Therefore, the zeros of the function F(x) = x^2 + 2x - 15 are x = 3 and x = -5.
Since the parabola opens upwards, the vertex represents the minimum value of the function. Therefore, the function F(x) = x^2 + 2x - 15 has a minimum value of -16 at x = -1.
Explanation:
To find the zeros of the function F(x) = x^2 + 2x - 15, we need to solve for x when F(x) = 0.

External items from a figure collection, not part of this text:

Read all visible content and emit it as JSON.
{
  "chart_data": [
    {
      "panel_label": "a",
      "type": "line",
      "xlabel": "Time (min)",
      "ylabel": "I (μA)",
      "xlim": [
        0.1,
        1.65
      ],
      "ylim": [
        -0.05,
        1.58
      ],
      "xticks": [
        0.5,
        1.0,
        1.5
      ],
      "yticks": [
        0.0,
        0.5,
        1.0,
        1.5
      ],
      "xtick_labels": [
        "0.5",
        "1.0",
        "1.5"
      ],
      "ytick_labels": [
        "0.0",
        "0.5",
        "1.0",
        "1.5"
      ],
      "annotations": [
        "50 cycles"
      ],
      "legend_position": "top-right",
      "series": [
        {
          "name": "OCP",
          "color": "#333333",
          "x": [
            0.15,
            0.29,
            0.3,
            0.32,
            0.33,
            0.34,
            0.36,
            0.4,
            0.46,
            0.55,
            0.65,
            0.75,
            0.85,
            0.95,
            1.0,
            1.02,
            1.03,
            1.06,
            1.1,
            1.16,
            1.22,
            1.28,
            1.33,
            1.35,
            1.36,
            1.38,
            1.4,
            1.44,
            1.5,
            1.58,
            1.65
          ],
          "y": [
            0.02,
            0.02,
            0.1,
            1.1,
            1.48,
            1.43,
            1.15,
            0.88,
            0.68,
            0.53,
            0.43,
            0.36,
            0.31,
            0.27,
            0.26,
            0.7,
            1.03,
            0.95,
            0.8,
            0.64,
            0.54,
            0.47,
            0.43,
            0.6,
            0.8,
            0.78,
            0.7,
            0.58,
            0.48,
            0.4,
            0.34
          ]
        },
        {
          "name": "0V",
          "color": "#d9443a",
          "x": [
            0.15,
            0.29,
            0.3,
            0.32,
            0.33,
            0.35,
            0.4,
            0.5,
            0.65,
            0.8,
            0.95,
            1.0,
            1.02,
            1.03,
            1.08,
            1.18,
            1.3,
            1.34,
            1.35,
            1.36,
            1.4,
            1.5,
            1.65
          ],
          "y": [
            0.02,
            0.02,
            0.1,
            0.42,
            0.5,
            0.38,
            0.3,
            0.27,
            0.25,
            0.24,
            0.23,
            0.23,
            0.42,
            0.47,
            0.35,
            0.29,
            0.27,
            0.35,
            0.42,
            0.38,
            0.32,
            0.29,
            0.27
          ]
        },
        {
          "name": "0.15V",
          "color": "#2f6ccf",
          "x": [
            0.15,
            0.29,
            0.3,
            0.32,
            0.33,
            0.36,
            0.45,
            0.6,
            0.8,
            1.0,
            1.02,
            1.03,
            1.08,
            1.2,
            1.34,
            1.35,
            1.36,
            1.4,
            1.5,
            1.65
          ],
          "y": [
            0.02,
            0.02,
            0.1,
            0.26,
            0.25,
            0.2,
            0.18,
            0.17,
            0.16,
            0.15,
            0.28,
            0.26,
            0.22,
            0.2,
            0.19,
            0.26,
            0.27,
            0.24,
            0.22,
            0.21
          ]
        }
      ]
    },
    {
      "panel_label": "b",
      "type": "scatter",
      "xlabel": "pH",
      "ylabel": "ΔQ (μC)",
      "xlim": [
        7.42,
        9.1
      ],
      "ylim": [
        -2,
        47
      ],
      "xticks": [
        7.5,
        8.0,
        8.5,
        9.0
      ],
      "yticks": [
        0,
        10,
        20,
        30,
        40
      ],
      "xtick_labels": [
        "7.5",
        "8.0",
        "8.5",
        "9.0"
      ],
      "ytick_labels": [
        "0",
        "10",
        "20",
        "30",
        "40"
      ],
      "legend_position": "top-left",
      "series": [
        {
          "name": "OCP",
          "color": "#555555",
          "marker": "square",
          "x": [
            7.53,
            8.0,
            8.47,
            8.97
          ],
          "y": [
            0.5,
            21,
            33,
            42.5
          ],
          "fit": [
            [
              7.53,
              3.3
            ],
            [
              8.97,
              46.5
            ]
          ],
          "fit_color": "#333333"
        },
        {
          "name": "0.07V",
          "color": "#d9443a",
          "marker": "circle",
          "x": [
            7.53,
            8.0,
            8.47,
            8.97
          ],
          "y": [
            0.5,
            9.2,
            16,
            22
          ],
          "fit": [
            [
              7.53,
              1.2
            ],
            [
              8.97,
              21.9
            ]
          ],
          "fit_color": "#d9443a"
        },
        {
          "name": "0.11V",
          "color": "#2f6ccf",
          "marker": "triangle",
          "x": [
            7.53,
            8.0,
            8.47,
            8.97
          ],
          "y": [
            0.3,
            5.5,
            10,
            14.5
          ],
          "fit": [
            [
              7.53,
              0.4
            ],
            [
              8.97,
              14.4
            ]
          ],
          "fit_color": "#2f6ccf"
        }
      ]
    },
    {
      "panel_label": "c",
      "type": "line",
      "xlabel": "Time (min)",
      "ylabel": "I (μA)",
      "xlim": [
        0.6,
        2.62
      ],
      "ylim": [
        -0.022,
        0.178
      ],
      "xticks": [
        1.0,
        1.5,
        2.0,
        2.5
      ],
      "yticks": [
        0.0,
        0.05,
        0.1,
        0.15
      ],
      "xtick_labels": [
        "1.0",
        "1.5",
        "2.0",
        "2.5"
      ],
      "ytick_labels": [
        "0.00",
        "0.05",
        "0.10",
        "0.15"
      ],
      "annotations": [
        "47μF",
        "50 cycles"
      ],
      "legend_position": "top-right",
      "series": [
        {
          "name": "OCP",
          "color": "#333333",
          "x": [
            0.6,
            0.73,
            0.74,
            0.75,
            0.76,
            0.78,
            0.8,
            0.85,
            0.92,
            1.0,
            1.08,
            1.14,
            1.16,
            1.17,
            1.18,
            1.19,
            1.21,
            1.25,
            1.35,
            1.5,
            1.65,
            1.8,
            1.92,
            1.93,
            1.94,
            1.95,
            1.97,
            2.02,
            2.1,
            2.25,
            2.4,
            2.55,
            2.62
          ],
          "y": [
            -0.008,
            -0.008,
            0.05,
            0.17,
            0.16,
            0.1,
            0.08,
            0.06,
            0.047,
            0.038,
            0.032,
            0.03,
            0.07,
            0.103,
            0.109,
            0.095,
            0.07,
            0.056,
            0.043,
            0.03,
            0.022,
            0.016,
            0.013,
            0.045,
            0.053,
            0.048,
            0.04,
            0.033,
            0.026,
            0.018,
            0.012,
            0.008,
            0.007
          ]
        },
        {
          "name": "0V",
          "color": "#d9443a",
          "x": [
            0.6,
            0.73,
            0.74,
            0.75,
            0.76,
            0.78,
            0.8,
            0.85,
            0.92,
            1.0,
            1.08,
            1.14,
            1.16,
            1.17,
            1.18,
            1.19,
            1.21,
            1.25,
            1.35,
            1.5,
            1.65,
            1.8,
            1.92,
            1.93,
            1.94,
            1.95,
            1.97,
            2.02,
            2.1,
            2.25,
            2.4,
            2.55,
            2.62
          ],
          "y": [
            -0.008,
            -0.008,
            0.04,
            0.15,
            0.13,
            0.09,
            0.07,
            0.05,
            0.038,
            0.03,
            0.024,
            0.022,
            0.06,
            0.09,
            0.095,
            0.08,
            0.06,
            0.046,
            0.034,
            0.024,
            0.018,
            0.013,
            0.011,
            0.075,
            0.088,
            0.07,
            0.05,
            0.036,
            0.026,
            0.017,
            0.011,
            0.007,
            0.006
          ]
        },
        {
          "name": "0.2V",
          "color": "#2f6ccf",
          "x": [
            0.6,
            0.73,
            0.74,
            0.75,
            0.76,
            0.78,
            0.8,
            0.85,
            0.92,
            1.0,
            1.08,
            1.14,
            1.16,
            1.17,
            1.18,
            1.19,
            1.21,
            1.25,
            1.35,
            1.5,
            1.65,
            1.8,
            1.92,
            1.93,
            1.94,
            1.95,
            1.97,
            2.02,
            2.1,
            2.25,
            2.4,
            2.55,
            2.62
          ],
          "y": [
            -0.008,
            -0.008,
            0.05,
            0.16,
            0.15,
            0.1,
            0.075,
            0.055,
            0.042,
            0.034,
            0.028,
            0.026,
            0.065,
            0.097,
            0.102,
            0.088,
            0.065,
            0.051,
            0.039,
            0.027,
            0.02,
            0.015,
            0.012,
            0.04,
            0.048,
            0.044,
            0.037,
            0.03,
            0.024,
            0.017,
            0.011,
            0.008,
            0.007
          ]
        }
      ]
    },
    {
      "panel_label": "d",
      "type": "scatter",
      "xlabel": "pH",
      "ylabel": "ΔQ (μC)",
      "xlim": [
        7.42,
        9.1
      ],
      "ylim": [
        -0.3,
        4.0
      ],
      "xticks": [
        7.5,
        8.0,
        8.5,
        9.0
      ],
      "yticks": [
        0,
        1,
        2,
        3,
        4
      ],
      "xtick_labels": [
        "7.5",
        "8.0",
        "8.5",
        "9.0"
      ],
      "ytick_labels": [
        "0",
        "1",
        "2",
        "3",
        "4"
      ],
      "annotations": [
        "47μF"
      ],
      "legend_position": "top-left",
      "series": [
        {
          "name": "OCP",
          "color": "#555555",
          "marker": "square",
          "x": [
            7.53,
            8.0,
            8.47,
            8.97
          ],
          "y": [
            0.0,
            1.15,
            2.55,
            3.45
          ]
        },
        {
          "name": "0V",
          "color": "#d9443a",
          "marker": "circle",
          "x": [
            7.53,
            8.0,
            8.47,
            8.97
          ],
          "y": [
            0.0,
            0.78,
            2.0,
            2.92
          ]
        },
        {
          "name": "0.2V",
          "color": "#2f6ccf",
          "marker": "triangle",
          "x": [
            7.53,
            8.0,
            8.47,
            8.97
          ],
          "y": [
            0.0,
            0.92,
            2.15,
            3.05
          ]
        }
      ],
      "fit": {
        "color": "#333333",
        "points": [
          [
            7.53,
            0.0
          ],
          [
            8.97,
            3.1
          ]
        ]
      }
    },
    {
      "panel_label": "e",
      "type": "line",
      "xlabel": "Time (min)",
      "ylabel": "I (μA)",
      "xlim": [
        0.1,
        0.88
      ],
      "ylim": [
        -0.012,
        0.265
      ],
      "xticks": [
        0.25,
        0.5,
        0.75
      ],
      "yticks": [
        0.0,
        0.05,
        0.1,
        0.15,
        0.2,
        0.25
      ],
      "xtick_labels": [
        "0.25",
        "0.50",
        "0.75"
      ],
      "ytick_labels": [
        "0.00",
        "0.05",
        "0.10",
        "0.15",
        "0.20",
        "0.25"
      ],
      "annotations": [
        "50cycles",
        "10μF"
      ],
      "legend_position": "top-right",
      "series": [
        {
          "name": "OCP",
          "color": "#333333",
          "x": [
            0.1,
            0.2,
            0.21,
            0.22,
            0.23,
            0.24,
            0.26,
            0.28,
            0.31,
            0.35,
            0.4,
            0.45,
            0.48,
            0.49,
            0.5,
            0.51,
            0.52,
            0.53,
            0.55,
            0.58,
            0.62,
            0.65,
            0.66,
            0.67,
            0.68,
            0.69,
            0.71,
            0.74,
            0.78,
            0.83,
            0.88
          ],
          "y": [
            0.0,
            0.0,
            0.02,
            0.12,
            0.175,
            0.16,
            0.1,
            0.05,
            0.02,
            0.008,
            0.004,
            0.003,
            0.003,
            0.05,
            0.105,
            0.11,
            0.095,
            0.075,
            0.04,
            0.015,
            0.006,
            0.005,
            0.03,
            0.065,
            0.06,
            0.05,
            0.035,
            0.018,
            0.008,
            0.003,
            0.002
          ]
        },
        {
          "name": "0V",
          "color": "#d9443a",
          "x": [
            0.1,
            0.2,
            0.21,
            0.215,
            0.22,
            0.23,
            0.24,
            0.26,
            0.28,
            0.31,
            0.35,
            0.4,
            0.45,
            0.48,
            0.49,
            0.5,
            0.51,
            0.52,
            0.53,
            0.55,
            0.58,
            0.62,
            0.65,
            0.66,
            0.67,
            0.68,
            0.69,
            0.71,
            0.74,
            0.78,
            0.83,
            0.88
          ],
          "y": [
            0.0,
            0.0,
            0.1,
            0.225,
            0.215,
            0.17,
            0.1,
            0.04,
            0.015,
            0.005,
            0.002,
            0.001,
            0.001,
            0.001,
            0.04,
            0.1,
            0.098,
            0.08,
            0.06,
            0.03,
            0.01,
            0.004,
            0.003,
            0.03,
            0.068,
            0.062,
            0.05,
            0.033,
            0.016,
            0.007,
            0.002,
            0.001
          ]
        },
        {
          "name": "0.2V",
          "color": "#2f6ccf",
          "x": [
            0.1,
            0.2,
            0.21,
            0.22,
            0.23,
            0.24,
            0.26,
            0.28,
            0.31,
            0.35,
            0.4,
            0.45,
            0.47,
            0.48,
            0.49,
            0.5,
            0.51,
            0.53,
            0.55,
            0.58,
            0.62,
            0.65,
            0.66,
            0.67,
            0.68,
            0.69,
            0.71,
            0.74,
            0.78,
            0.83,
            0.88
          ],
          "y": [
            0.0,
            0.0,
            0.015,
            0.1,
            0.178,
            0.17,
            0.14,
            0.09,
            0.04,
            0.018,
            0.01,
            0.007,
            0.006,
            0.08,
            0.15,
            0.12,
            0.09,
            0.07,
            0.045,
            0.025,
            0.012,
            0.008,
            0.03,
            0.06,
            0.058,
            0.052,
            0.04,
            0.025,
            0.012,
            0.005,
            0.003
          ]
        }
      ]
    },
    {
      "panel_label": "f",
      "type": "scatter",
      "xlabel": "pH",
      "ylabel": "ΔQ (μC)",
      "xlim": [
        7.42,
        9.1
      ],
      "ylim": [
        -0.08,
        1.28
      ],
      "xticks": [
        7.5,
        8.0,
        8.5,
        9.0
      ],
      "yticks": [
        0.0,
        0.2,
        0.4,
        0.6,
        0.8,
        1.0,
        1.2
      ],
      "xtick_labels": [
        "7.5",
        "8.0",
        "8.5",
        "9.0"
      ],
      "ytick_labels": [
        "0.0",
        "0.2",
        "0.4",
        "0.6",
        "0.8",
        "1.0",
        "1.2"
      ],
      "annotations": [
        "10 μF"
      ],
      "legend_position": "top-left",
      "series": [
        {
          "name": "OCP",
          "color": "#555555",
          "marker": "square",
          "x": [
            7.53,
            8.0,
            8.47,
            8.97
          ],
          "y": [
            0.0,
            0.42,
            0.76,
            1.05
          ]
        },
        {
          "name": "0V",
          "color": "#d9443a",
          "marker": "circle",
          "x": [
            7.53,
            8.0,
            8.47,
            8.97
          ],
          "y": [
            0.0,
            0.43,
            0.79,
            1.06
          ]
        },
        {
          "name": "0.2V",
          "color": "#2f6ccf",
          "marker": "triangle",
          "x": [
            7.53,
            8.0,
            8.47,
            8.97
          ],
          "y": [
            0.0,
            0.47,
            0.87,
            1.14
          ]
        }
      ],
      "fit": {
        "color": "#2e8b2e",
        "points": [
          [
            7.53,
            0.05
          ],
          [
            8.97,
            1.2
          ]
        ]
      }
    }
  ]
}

So, setting the function equal to 0, we have:
x^2 + 2x - 15 = 0.
We can solve this quadratic equation using the quadratic formula:
x = (-b ± √(b^2 - 4ac)) / (2a).
In this case, a = 1, b = 2, and c = -15. Plugging these values into the quadratic formula, we get:
x = (-2 ± √(2^2 - 4*1*(-15))) / (2*1),
x = (-2 ± √(4 + 60)) / 2,
x = (-2 ± √64) / 2,
x = (-2 ± 8) / 2.
So, the solutions for x are:
x = (-2 + 8) / 2 = 6 / 2 = 3,
x = (-2 - 8) / 2 = -10 / 2 = -5.
Therefore, the zeros of the function F(x) = x^2 + 2x - 15 are x = 3 and x = -5.
To find the maximum or minimum of the function, we can use the vertex form of a parabola which is given by: y = a(x - h)^2 + k, where (h, k) is the vertex of the parabola and a determines the direction of the parabola.
In the given function F(x) = x^2 + 2x - 15, we can rewrite it in vertex form:
F(x) = (x^2 + 2x + 1) - 1 - 15,
F(x) = (x + 1)^2 - 16.
From this form, we can see that the parabola opens upwards, and its vertex is at (-1, -16).
Since the parabola opens upwards, the vertex represents the minimum value of the function. Therefore, the function F(x) = x^2 + 2x - 15 has a minimum value of -16 at x = -1.